It seems the real question here is how to get the wax out of old brood combs, as without wanting more bees there is no other value to these combs.


----------



## Darrel Wright (Jun 30, 2004)

It looks like the answer to this question is a hot water press, which basically seems to amount to a cooking pot where you heat water and combs, envelop the mass in burlap, then jack down a press repeatedly against the bottom of the pot, pressing out the wax and allowing it to float up. Kind of like french press coffee. Sounds like a good winter activity. 
http://www.beesource.com/eob/beeswax.htm


----------



## Oxankle (Jan 8, 2004)

Miki:

Now you are going to town. The article by Hardison gives us some insight to the way the long-time TBH beekeepers do this. 
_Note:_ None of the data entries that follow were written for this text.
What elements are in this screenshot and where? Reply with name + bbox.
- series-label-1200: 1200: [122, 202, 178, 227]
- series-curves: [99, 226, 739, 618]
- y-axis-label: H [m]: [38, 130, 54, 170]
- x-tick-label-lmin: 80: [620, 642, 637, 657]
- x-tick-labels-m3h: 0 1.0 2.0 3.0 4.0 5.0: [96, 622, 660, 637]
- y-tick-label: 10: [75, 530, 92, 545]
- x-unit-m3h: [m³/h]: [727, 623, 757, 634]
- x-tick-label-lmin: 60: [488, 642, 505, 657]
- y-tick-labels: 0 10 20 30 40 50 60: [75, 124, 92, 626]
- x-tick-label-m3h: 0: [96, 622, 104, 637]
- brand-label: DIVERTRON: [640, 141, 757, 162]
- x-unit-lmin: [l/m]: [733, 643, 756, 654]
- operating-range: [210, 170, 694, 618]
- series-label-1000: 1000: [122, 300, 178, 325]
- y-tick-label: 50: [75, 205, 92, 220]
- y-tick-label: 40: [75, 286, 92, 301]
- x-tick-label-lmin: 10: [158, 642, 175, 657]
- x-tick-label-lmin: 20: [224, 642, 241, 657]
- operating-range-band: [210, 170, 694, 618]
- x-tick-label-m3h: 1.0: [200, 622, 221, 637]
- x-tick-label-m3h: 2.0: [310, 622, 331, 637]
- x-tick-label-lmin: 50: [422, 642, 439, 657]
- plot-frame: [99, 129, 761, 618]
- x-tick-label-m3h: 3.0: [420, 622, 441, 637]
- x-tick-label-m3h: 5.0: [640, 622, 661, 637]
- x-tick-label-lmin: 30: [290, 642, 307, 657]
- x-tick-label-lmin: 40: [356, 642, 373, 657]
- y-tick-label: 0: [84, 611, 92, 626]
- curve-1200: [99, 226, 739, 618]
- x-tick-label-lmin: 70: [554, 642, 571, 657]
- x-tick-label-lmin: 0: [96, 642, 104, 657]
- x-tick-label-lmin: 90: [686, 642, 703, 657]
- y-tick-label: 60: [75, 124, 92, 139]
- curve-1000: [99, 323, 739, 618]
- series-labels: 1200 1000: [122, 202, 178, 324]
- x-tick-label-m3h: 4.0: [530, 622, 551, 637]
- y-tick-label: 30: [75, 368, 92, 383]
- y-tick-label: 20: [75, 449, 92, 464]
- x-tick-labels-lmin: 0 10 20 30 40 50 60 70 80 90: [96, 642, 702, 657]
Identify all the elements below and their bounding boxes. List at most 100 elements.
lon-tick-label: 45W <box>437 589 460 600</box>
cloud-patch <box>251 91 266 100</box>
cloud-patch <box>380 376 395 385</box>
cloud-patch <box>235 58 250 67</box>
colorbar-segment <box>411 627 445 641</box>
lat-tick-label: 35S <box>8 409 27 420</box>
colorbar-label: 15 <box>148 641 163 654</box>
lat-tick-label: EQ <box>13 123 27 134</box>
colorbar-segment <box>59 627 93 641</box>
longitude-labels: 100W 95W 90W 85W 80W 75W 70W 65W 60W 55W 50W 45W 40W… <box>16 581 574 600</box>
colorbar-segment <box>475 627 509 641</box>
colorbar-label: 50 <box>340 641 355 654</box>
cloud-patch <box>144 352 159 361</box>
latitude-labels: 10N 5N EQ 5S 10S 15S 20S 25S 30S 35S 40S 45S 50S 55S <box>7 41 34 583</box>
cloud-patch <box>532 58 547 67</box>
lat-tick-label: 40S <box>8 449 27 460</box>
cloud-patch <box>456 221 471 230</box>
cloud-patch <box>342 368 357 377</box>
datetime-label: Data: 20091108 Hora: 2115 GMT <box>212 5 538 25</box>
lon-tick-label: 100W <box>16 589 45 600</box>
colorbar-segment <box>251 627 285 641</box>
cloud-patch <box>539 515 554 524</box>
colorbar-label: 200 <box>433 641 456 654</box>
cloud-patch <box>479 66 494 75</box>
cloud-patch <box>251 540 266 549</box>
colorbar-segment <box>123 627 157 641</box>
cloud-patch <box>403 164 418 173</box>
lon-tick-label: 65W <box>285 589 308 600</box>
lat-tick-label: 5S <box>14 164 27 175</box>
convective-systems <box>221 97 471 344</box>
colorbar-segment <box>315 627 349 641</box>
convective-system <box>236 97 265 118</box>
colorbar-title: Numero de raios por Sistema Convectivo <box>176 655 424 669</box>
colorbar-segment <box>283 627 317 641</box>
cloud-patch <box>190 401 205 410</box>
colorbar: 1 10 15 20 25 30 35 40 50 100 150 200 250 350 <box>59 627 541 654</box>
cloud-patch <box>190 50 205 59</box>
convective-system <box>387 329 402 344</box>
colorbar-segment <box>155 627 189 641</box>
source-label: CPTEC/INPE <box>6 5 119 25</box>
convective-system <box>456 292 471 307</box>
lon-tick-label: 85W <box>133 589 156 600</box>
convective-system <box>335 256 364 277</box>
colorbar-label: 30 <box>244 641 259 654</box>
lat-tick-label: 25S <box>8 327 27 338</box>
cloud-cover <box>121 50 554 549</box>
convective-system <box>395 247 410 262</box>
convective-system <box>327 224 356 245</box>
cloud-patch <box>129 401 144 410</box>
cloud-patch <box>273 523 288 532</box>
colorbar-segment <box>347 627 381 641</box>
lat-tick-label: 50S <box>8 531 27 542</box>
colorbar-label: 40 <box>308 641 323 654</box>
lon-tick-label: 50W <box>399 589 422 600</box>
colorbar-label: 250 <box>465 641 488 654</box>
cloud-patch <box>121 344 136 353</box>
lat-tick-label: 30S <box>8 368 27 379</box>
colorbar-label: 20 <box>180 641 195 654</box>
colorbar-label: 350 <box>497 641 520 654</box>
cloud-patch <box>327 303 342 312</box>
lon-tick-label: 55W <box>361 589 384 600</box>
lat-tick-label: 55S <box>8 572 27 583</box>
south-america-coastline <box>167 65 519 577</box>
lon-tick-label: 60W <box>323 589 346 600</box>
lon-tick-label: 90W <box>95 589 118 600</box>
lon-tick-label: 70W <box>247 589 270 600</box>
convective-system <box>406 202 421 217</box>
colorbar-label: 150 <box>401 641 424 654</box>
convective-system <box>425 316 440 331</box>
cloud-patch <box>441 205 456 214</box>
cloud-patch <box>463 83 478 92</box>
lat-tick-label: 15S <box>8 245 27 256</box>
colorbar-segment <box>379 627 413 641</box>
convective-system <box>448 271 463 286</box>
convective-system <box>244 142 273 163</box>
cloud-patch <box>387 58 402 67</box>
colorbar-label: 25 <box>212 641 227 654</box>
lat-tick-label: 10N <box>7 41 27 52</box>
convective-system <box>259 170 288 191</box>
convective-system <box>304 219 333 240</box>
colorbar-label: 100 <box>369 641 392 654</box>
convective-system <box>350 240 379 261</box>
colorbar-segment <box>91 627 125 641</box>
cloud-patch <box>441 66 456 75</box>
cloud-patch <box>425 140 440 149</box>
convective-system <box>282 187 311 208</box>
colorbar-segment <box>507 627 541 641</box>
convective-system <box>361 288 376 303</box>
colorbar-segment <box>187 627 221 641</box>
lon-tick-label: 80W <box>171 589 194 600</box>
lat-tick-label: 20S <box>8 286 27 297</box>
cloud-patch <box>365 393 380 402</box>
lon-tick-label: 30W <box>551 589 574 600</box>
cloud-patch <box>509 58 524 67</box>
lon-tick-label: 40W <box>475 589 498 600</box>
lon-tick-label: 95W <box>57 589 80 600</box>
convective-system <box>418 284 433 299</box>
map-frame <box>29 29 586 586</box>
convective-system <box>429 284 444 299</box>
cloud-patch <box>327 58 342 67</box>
We can all use some comb in swarm traps, in splits, etc, but there comes a time when we need space, not more bees. The hot water press might be a good winter project. Wonder if someone has a good, cheap design using either a small hydraulic jack or a simple acme screw. Ideally the whole thing should be capable of fitting into a large pot on an outdoor burner. One would be enough for a whole bee club. 
Ox


----------



## MIKI (Aug 15, 2003)

When two of my hives absconded I had 20 bars drawn to various sizes fo course most of it was brood comb. Just experimenting around I put it all in a pot and boiled it. 75% of the cocoons ended up under the wax I was able to scrape them off, but I still got the feeling there was a lot of wax in the ones mixed in I melted them again and strained it to get the dirt out. i will play with the welder and make a press this winter. 

------------------
Procrastination is the assination of inspiration.

Gary


----------



## BWrangler (Aug 14, 2002)

Hi Guys,

For me, one of the advantages of a tbh is the easy comb rotation. There's lots of evidence that a colony benefits from clean comb. Many of the advantages I saw from small cell, also occured when I put bees on newly drawn, large cell comb. 

With a tbh it's just zip. No rewiring, nailing, embedding, etc.

It's interesting to note that a three year comb rotation is being recommended by many. At that rate, it should be relatively easy to maintain management space inside a tbh.

I am quite interesting in the over wintering and spring management aspects, so will be moving a tbh to my patio. It will replace the plex hive, I've had there for years.

I expect to learn much so will have my camera and pen ready. 

Regards
Dennis
Trying to figure out a plex cover for my tbh :> )

[This message has been edited by topbarguy (edited September 17, 2004).]


----------